Carefully grasp the Long End of your wire ( the part that will be our hook ) with your Flat Nosed Pliers
Apply pressure to the Short End with your fingers to meet the Long End somewhere in the middle.
Lightly bend until it looks like picture #1.
The end result will look something like pic #2.
Step 4: First Loop
Grasping both wires slightly below the point of overlap from the previous step, we'll begin to loop the Short End around the Long End.
This is dead soft wire I am working with so I just used my fingers to do most of the loops, only really bringing in the Flat Nosed Pliers to hold my two wires steady at their intersect.
Sometimes, your wire doesn't want to loop neatly and you may need to pinch it with your pliers ( pic #3 ) to get the loops to stack neatly and look nice.
Loop it until you run out of the Short End wire & make any adjustments you think you may need with your Flat Nosed or Round Nosed pliers.

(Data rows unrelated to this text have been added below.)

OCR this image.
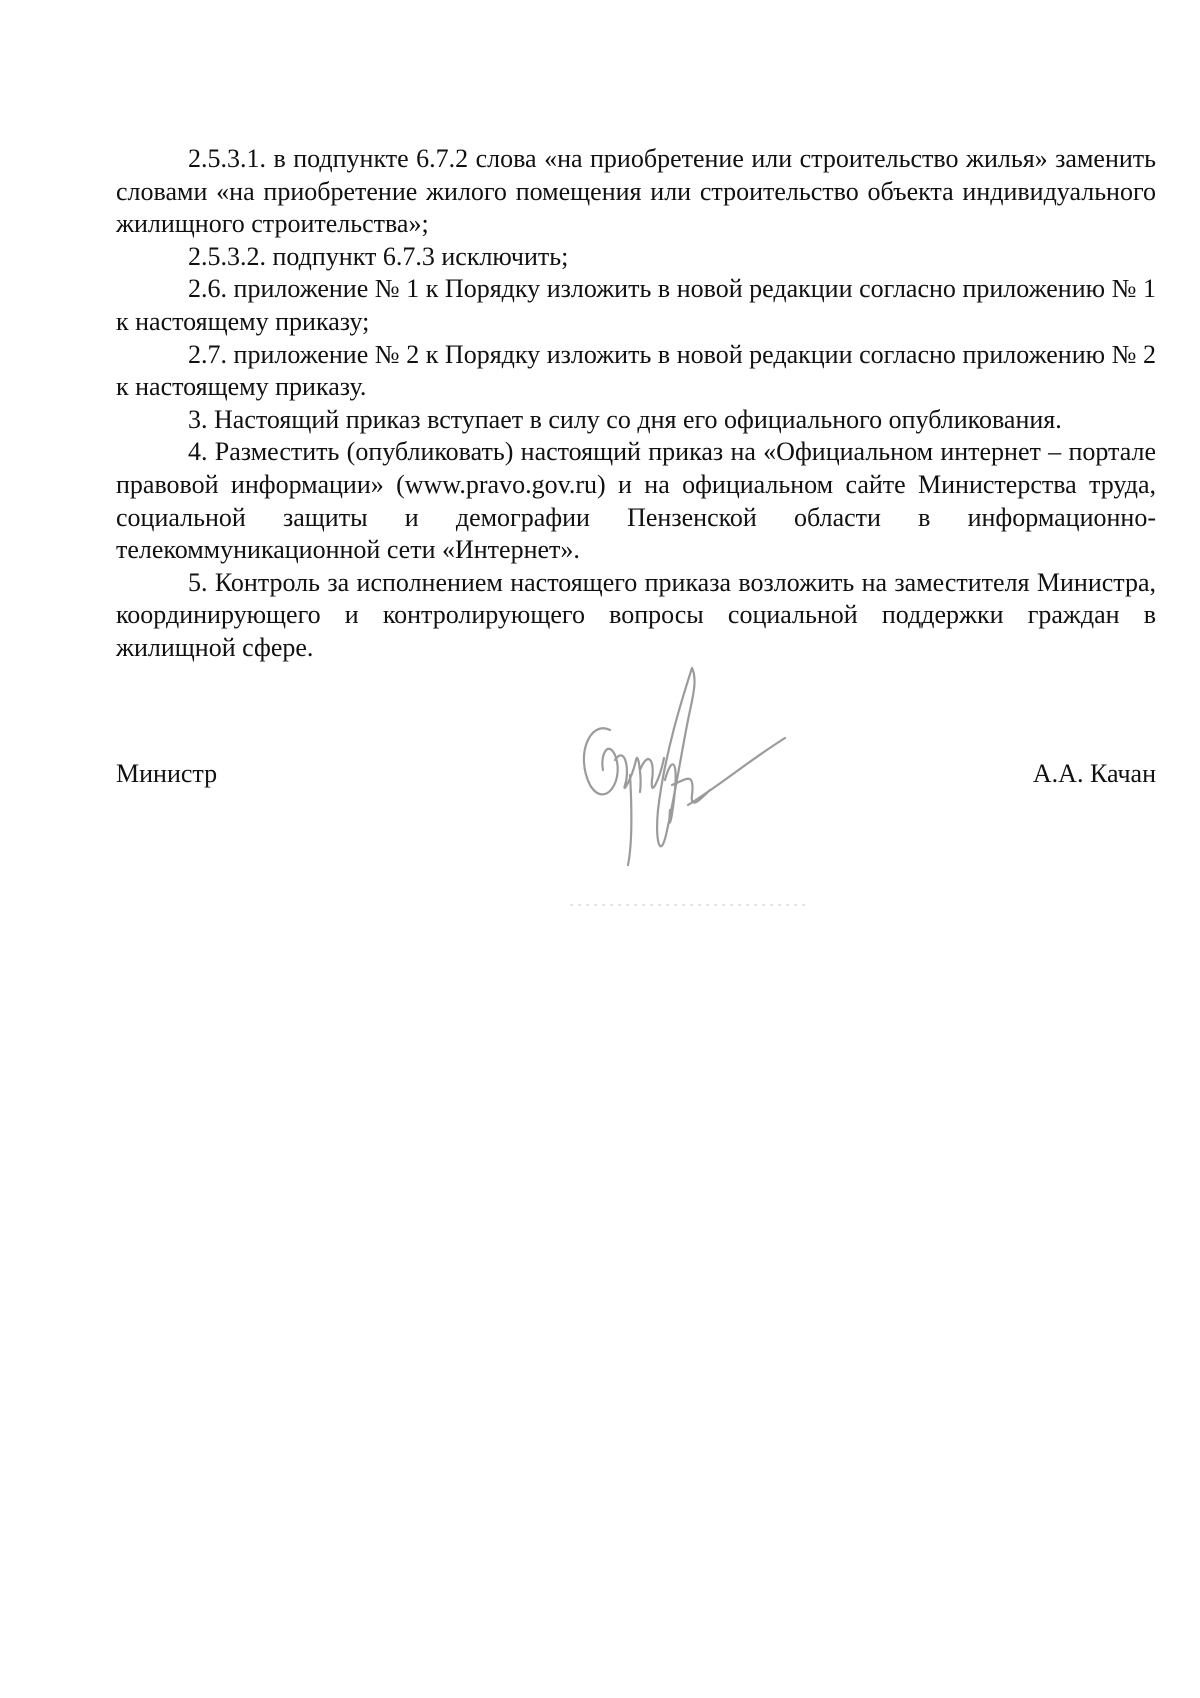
2.5.3.1. в подпункте 6.7.2 слова «на приобретение или строительство жилья» заменить словами «на приобретение жилого помещения или строительство объекта индивидуального жилищного строительства»;

2.5.3.2. подпункт 6.7.3 исключить;

2.6. приложение № 1 к Порядку изложить в новой редакции согласно приложению № 1 к настоящему приказу;

2.7. приложение № 2 к Порядку изложить в новой редакции согласно приложению № 2 к настоящему приказу.

3. Настоящий приказ вступает в силу со дня его официального опубликования.

4. Разместить (опубликовать) настоящий приказ на «Официальном интернет – портале правовой информации» (www.pravo.gov.ru) и на официальном сайте Министерства труда, социальной защиты и демографии Пензенской области в информационно-телекоммуникационной сети «Интернет».

5. Контроль за исполнением настоящего приказа возложить на заместителя Министра, координирующего и контролирующего вопросы социальной поддержки граждан в жилищной сфере.

Министр	А.А. Качан
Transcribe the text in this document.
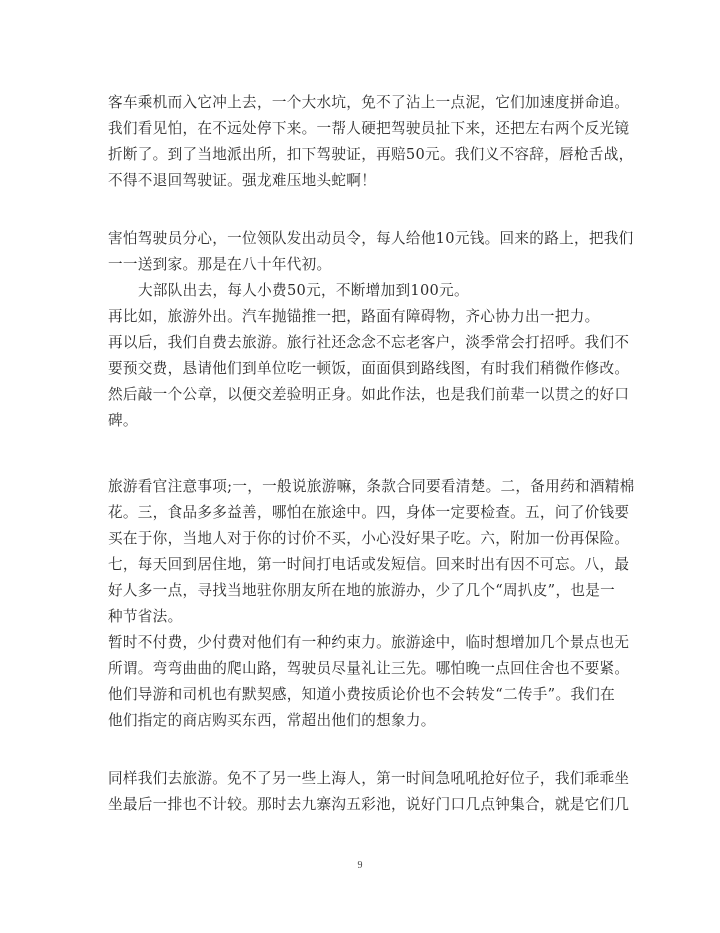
客车乘机而入它冲上去，一个大水坑，免不了沾上一点泥，它们加速度拼命追。
我们看见怕，在不远处停下来。一帮人硬把驾驶员扯下来，还把左右两个反光镜
折断了。到了当地派出所，扣下驾驶证，再赔50元。我们义不容辞，唇枪舌战，
不得不退回驾驶证。强龙难压地头蛇啊！
害怕驾驶员分心，一位领队发出动员令，每人给他10元钱。回来的路上，把我们
一一送到家。那是在八十年代初。
大部队出去，每人小费50元，不断增加到100元。
再比如，旅游外出。汽车抛锚推一把，路面有障碍物，齐心协力出一把力。
再以后，我们自费去旅游。旅行社还念念不忘老客户，淡季常会打招呼。我们不
要预交费，恳请他们到单位吃一顿饭，面面俱到路线图，有时我们稍微作修改。
然后敲一个公章，以便交差验明正身。如此作法，也是我们前辈一以贯之的好口
碑。
旅游看官注意事项;一，一般说旅游嘛，条款合同要看清楚。二，备用药和酒精棉
花。三，食品多多益善，哪怕在旅途中。四，身体一定要检查。五，问了价钱要
买在于你，当地人对于你的讨价不买，小心没好果子吃。六，附加一份再保险。
七，每天回到居住地，第一时间打电话或发短信。回来时出有因不可忘。八，最
好人多一点，寻找当地驻你朋友所在地的旅游办，少了几个“周扒皮”，也是一
种节省法。
暂时不付费，少付费对他们有一种约束力。旅游途中，临时想增加几个景点也无
所谓。弯弯曲曲的爬山路，驾驶员尽量礼让三先。哪怕晚一点回住舍也不要紧。
他们导游和司机也有默契感，知道小费按质论价也不会转发“二传手”。我们在
他们指定的商店购买东西，常超出他们的想象力。
同样我们去旅游。免不了另一些上海人，第一时间急吼吼抢好位子，我们乖乖坐
坐最后一排也不计较。那时去九寨沟五彩池，说好门口几点钟集合，就是它们几
9
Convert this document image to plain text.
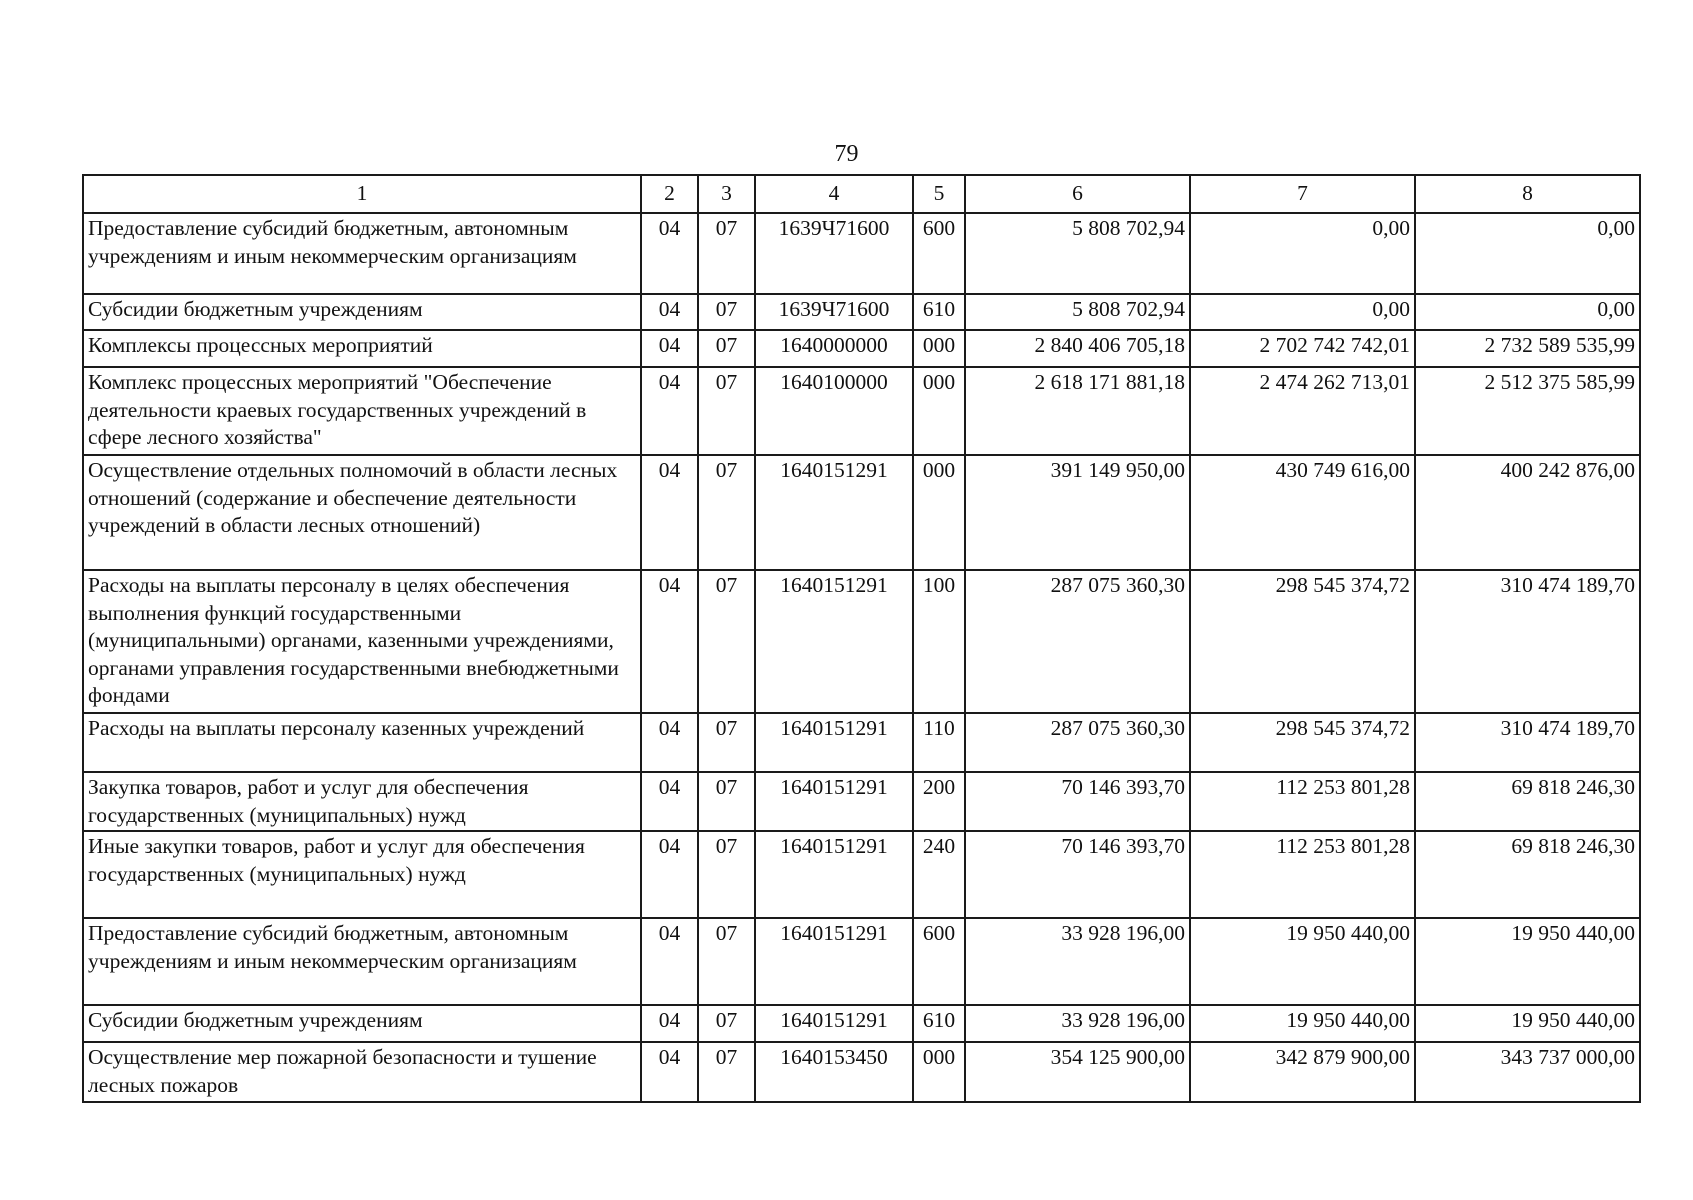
79
1	2	3	4	5	6	7	8
Предоставление субсидий бюджетным, автономным учреждениям и иным некоммерческим организациям	04	07	1639Ч71600	600	5 808 702,94	0,00	0,00
Субсидии бюджетным учреждениям	04	07	1639Ч71600	610	5 808 702,94	0,00	0,00
Комплексы процессных мероприятий	04	07	1640000000	000	2 840 406 705,18	2 702 742 742,01	2 732 589 535,99
Комплекс процессных мероприятий "Обеспечение деятельности краевых государственных учреждений в сфере лесного хозяйства"	04	07	1640100000	000	2 618 171 881,18	2 474 262 713,01	2 512 375 585,99
Осуществление отдельных полномочий в области лесных отношений (содержание и обеспечение деятельности учреждений в области лесных отношений)	04	07	1640151291	000	391 149 950,00	430 749 616,00	400 242 876,00
Расходы на выплаты персоналу в целях обеспечения выполнения функций государственными (муниципальными) органами, казенными учреждениями, органами управления государственными внебюджетными фондами	04	07	1640151291	100	287 075 360,30	298 545 374,72	310 474 189,70
Расходы на выплаты персоналу казенных учреждений	04	07	1640151291	110	287 075 360,30	298 545 374,72	310 474 189,70
Закупка товаров, работ и услуг для обеспечения государственных (муниципальных) нужд	04	07	1640151291	200	70 146 393,70	112 253 801,28	69 818 246,30
Иные закупки товаров, работ и услуг для обеспечения государственных (муниципальных) нужд	04	07	1640151291	240	70 146 393,70	112 253 801,28	69 818 246,30
Предоставление субсидий бюджетным, автономным учреждениям и иным некоммерческим организациям	04	07	1640151291	600	33 928 196,00	19 950 440,00	19 950 440,00
Субсидии бюджетным учреждениям	04	07	1640151291	610	33 928 196,00	19 950 440,00	19 950 440,00
Осуществление мер пожарной безопасности и тушение лесных пожаров	04	07	1640153450	000	354 125 900,00	342 879 900,00	343 737 000,00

The end result should look something like pic #4.
Step 5: Shaping the Hook.
From where your loops end, Bend the Long End wire at a 90 degree angle using your flat nosed pliers.
I do not have a ring mandrel or an earring jig but golly those would have both been helpful.
Oh well, pinky swear it. ( Pic #2 )
The whole point really is to get it round enough. Nobody really looks at the earring wire & goes " Wow, what a great semi-circle." & it's through your ear most the time anyway. Don't fret if it's not a perfect circle.
(No, not the band, you stop that this instant.)
The end result should look like pic #3.
Step 6: Deburring Your Wire & Finishing Touches
With your Flat or Round nosed pliers, take a wee bit of the very end of your Long End of wire and give it a little swoopty-doo. For reasons.
Take your file and gently go over the tips of your wire to deburr the edges from being cut with your wire cutters earlier.
This step you could do at nearly any time in the process, to be fair, but I wait until the end just incase I bork it up royal and don't make it this far. It happens!
Repeat all these steps one more time and you'll have a pair of simple wire wrapped earrings!
Practice makes perfect and eventually you'll be cranking them out as fast as I can.
( 10-15 minutes a pair. Once you get the hang of it you can practically sneeze through the process! )
Enjoy your new, elegant earrings that you made all on your own!